PitchScoop needed to handle real-time transcription, AI analysis, leaderboards, and session state. Normally this would require a mix of databases, caches, and search engines. Redis Stack provided the foundation to bring all of this together in one place.

Redis is often seen as a tool for caching, but it is far more powerful.

graph TB
    A[FastAPI Application] --> B[Redis Stack]
    B --> C["Session Storage (Hashes + TTL)"]
    B --> D["Real-time Caching (Strings/Lists)"]
    B --> E["Vector Search (RediSearch + VSS)"]
    B --> F["Document Indexing (RedisVL + LlamaIndex)"]
    B --> G["Event Streaming (Redis Streams)"]
    B --> H["Leaderboard Rankings (Sorted Sets)"]

With JSON, search, vector similarity, and real-time data structures, it became the backbone of the application. The result was a leaner architecture, lower latency, and faster prototyping at the hackathon.

Why Redis Sorted Sets Over Python Lambda Sorting

When building our live competition leaderboard, we needed updates to be instant. Judges score a pitch, and everyone should immediately see the new rankings.

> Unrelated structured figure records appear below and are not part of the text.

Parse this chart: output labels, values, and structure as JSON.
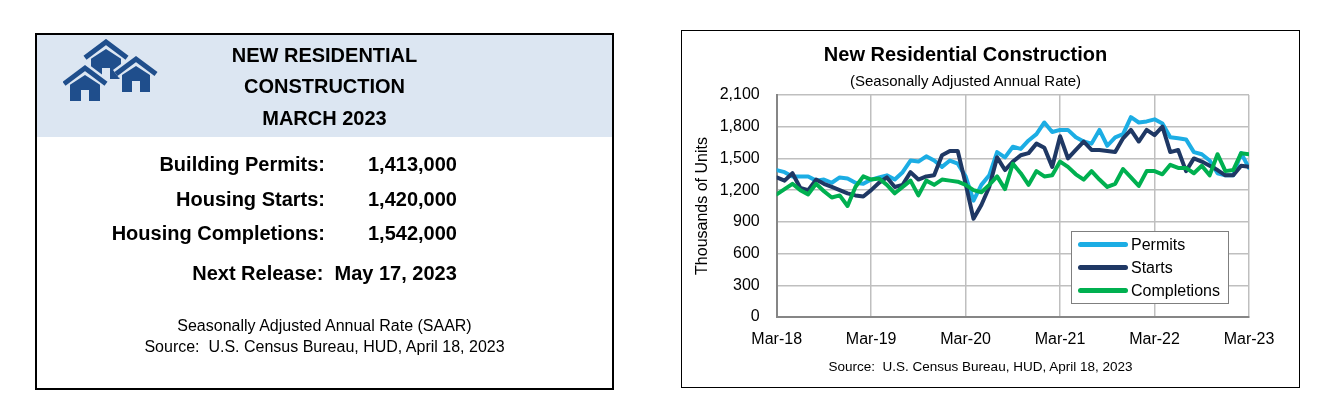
{
  "chart_data": [
    {
      "type": "other",
      "title": "NEW RESIDENTIAL CONSTRUCTION",
      "subtitle": "MARCH 2023",
      "annotations": [
        "Building Permits:",
        "1,413,000",
        "Housing Starts:",
        "1,420,000",
        "Housing Completions:",
        "1,542,000",
        "Next Release:  May 17, 2023",
        "Seasonally Adjusted Annual Rate (SAAR)",
        "Source:  U.S. Census Bureau, HUD, April 18, 2023"
      ]
    },
    {
      "type": "line",
      "title": "New Residential Construction",
      "subtitle": "(Seasonally Adjusted Annual Rate)",
      "ylabel": "Thousands of Units",
      "annotations": [
        "Source:  U.S. Census Bureau, HUD, April 18, 2023"
      ],
      "x": [
        "2018-03",
        "2018-04",
        "2018-05",
        "2018-06",
        "2018-07",
        "2018-08",
        "2018-09",
        "2018-10",
        "2018-11",
        "2018-12",
        "2019-01",
        "2019-02",
        "2019-03",
        "2019-04",
        "2019-05",
        "2019-06",
        "2019-07",
        "2019-08",
        "2019-09",
        "2019-10",
        "2019-11",
        "2019-12",
        "2020-01",
        "2020-02",
        "2020-03",
        "2020-04",
        "2020-05",
        "2020-06",
        "2020-07",
        "2020-08",
        "2020-09",
        "2020-10",
        "2020-11",
        "2020-12",
        "2021-01",
        "2021-02",
        "2021-03",
        "2021-04",
        "2021-05",
        "2021-06",
        "2021-07",
        "2021-08",
        "2021-09",
        "2021-10",
        "2021-11",
        "2021-12",
        "2022-01",
        "2022-02",
        "2022-03",
        "2022-04",
        "2022-05",
        "2022-06",
        "2022-07",
        "2022-08",
        "2022-09",
        "2022-10",
        "2022-11",
        "2022-12",
        "2023-01",
        "2023-02",
        "2023-03"
      ],
      "xlim": [
        "2018-03",
        "2023-03"
      ],
      "xticks": [
        {
          "value": "2018-03",
          "label": "Mar-18"
        },
        {
          "value": "2019-03",
          "label": "Mar-19"
        },
        {
          "value": "2020-03",
          "label": "Mar-20"
        },
        {
          "value": "2021-03",
          "label": "Mar-21"
        },
        {
          "value": "2022-03",
          "label": "Mar-22"
        },
        {
          "value": "2023-03",
          "label": "Mar-23"
        }
      ],
      "ylim": [
        0,
        2100
      ],
      "yticks": [
        0,
        300,
        600,
        900,
        {
          "value": 1200,
          "label": "1,200"
        },
        {
          "value": 1500,
          "label": "1,500"
        },
        {
          "value": 1800,
          "label": "1,800"
        },
        {
          "value": 2100,
          "label": "2,100"
        }
      ],
      "grid": true,
      "legend": "bottom right",
      "series": [
        {
          "name": "Permits",
          "color": "#1cade4",
          "values": [
            1390,
            1370,
            1330,
            1330,
            1330,
            1290,
            1300,
            1270,
            1320,
            1310,
            1270,
            1260,
            1300,
            1320,
            1340,
            1300,
            1370,
            1480,
            1470,
            1520,
            1480,
            1420,
            1480,
            1450,
            1330,
            1100,
            1250,
            1340,
            1560,
            1510,
            1610,
            1590,
            1670,
            1730,
            1840,
            1750,
            1770,
            1770,
            1700,
            1660,
            1640,
            1770,
            1620,
            1700,
            1730,
            1890,
            1840,
            1850,
            1870,
            1830,
            1700,
            1690,
            1680,
            1560,
            1540,
            1480,
            1360,
            1340,
            1340,
            1550,
            1410
          ]
        },
        {
          "name": "Starts",
          "color": "#1f3864",
          "values": [
            1320,
            1290,
            1360,
            1220,
            1200,
            1300,
            1260,
            1230,
            1200,
            1170,
            1150,
            1140,
            1200,
            1270,
            1320,
            1230,
            1250,
            1370,
            1300,
            1330,
            1340,
            1530,
            1570,
            1570,
            1260,
            930,
            1060,
            1230,
            1510,
            1390,
            1470,
            1530,
            1550,
            1640,
            1600,
            1420,
            1710,
            1500,
            1580,
            1660,
            1580,
            1580,
            1570,
            1560,
            1690,
            1770,
            1660,
            1770,
            1720,
            1800,
            1560,
            1580,
            1380,
            1500,
            1470,
            1430,
            1390,
            1340,
            1340,
            1430,
            1420
          ]
        },
        {
          "name": "Completions",
          "color": "#00b050",
          "values": [
            1160,
            1210,
            1260,
            1200,
            1160,
            1260,
            1190,
            1130,
            1150,
            1050,
            1230,
            1330,
            1300,
            1310,
            1250,
            1170,
            1230,
            1290,
            1150,
            1290,
            1250,
            1300,
            1290,
            1280,
            1250,
            1200,
            1180,
            1250,
            1330,
            1210,
            1450,
            1360,
            1250,
            1380,
            1330,
            1340,
            1470,
            1420,
            1350,
            1300,
            1380,
            1300,
            1230,
            1260,
            1400,
            1320,
            1240,
            1380,
            1380,
            1350,
            1440,
            1410,
            1410,
            1360,
            1430,
            1340,
            1540,
            1380,
            1390,
            1550,
            1540
          ]
        }
      ]
    }
  ]
}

We could have used Python lambda sorting, but that meant pulling all the team data out of storage, sorting it again, and sending it back every time someone checked the leaderboard. As scores piled up, this could get slow. Instead, we used Redis Sorted Sets. They automatically keep everything ranked as scores change. The moment a team’s score is updated, the leaderboard is already in order with no extra work required.

For a live event, this gave us the real-time responsiveness we needed, with the rankings updating instantly after every pitch.

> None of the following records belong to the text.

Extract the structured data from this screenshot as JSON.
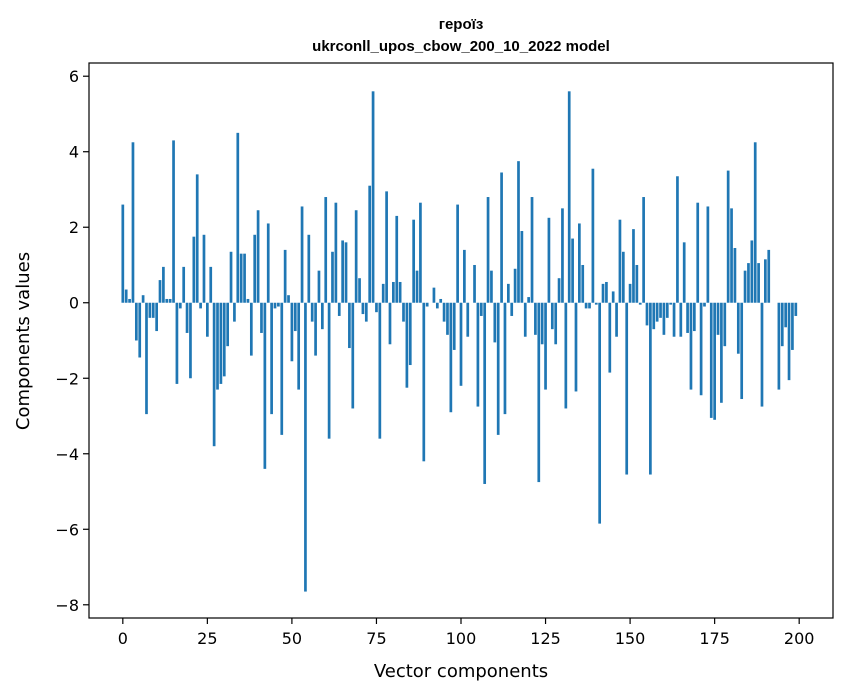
{
  "chart_data": {
    "type": "bar",
    "title": "героїз",
    "subtitle": "ukrconll_upos_cbow_200_10_2022 model",
    "xlabel": "Vector components",
    "ylabel": "Components values",
    "xlim": [
      -10,
      210
    ],
    "ylim": [
      -8.35,
      6.35
    ],
    "xticks": [
      0,
      25,
      50,
      75,
      100,
      125,
      150,
      175,
      200
    ],
    "yticks": [
      -8,
      -6,
      -4,
      -2,
      0,
      2,
      4,
      6
    ],
    "xtick_labels": [
      "0",
      "25",
      "50",
      "75",
      "100",
      "125",
      "150",
      "175",
      "200"
    ],
    "ytick_labels": [
      "−8",
      "−6",
      "−4",
      "−2",
      "0",
      "2",
      "4",
      "6"
    ],
    "bar_color": "#1f77b4",
    "values": [
      2.6,
      0.35,
      0.1,
      4.25,
      -1.0,
      -1.45,
      0.2,
      -2.95,
      -0.4,
      -0.4,
      -0.75,
      0.6,
      0.95,
      0.1,
      0.1,
      4.3,
      -2.15,
      -0.15,
      0.95,
      -0.8,
      -2.0,
      1.75,
      3.4,
      -0.15,
      1.8,
      -0.9,
      0.95,
      -3.8,
      -2.3,
      -2.15,
      -1.95,
      -1.15,
      1.35,
      -0.5,
      4.5,
      1.3,
      1.3,
      0.1,
      -1.4,
      1.8,
      2.45,
      -0.8,
      -4.4,
      2.1,
      -2.95,
      -0.15,
      -0.1,
      -3.5,
      1.4,
      0.2,
      -1.55,
      -0.75,
      -2.3,
      2.55,
      -7.65,
      1.8,
      -0.5,
      -1.4,
      0.85,
      -0.7,
      2.8,
      -3.6,
      1.35,
      2.65,
      -0.35,
      1.65,
      1.6,
      -1.2,
      -2.8,
      2.45,
      0.65,
      -0.3,
      -0.5,
      3.1,
      5.6,
      -0.25,
      -3.6,
      0.5,
      2.95,
      -1.1,
      0.55,
      2.3,
      0.55,
      -0.5,
      -2.25,
      -1.65,
      2.2,
      0.85,
      2.65,
      -4.2,
      -0.1,
      0.0,
      0.4,
      -0.15,
      0.1,
      -0.5,
      -0.85,
      -2.9,
      -1.25,
      2.6,
      -2.2,
      1.4,
      -0.9,
      0.0,
      1.0,
      -2.75,
      -0.35,
      -4.8,
      2.8,
      0.85,
      -1.05,
      -3.5,
      3.45,
      -2.95,
      0.5,
      -0.35,
      0.9,
      3.75,
      1.9,
      -0.9,
      0.15,
      2.8,
      -0.85,
      -4.75,
      -1.1,
      -2.3,
      2.25,
      -0.7,
      -1.1,
      0.65,
      2.5,
      -2.8,
      5.6,
      1.7,
      -2.35,
      2.1,
      1.0,
      -0.15,
      -0.15,
      3.55,
      -0.05,
      -5.85,
      0.5,
      0.55,
      -1.85,
      0.3,
      -0.9,
      2.2,
      1.35,
      -4.55,
      0.5,
      1.95,
      1.0,
      -0.05,
      2.8,
      -0.6,
      -4.55,
      -0.7,
      -0.5,
      -0.4,
      -0.85,
      -0.4,
      -0.05,
      -0.9,
      3.35,
      -0.9,
      1.6,
      -0.8,
      -2.3,
      -0.75,
      2.65,
      -2.45,
      -0.1,
      2.55,
      -3.05,
      -3.1,
      -0.85,
      -2.65,
      -1.15,
      3.5,
      2.5,
      1.45,
      -1.35,
      -2.55,
      0.85,
      1.05,
      1.65,
      4.25,
      1.05,
      -2.75,
      1.15,
      1.4,
      0.0,
      0.0,
      -2.3,
      -1.15,
      -0.65,
      -2.05,
      -1.25,
      -0.35
    ]
  }
}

Part 4: Results and Lessons Learned

What We Delivered

  • 32+ MCP Tools - Complete AI Pitch Judge and Coach platform exposed as AI-callable functions
  • Functional Frontend - TypeScript React interface for managing pitch competitions, viewing leaderboards, and accessing AI analysis
  • Real-time scoring - AI analysis of pitch transcripts to score and provide structured feedback
  • Live leaderboards - Redis Sorted Sets providing instant rankings
  • Working demo - End-to-end pitch competition management through AI Agents

Sarah focused on building the frontend. Gina focused on the product definition and feature design, developed the architecture diagram, and led delivery of the demo. I focused on building out the MCP server and backend.

PitchScoop won First Place Grand Prize and Best Use Case of Redis at the MCP - AI Agents Hackathon.

Winning at the MCP Hackathon

Key Takeaways

  • Domain-Driven Design at Speed: Clear boundaries accelerate hackathon development. Organizing into distinct domains (Events, Recordings, Scoring, Leaderboards, Users) with 32+ focused MCP tools made parallel development possible and kept code maintainable even under time pressure.
  • Dual Interface Strategy: Serve both AI agents and humans seamlessly. The same business logic powers both AI agent interactions through MCP and human users through REST APIs. This unified approach reduces duplication and ensures consistency across all interfaces.

Built at the MCP - AI Agents Hackathon in San Francisco on Sept 19th 2025.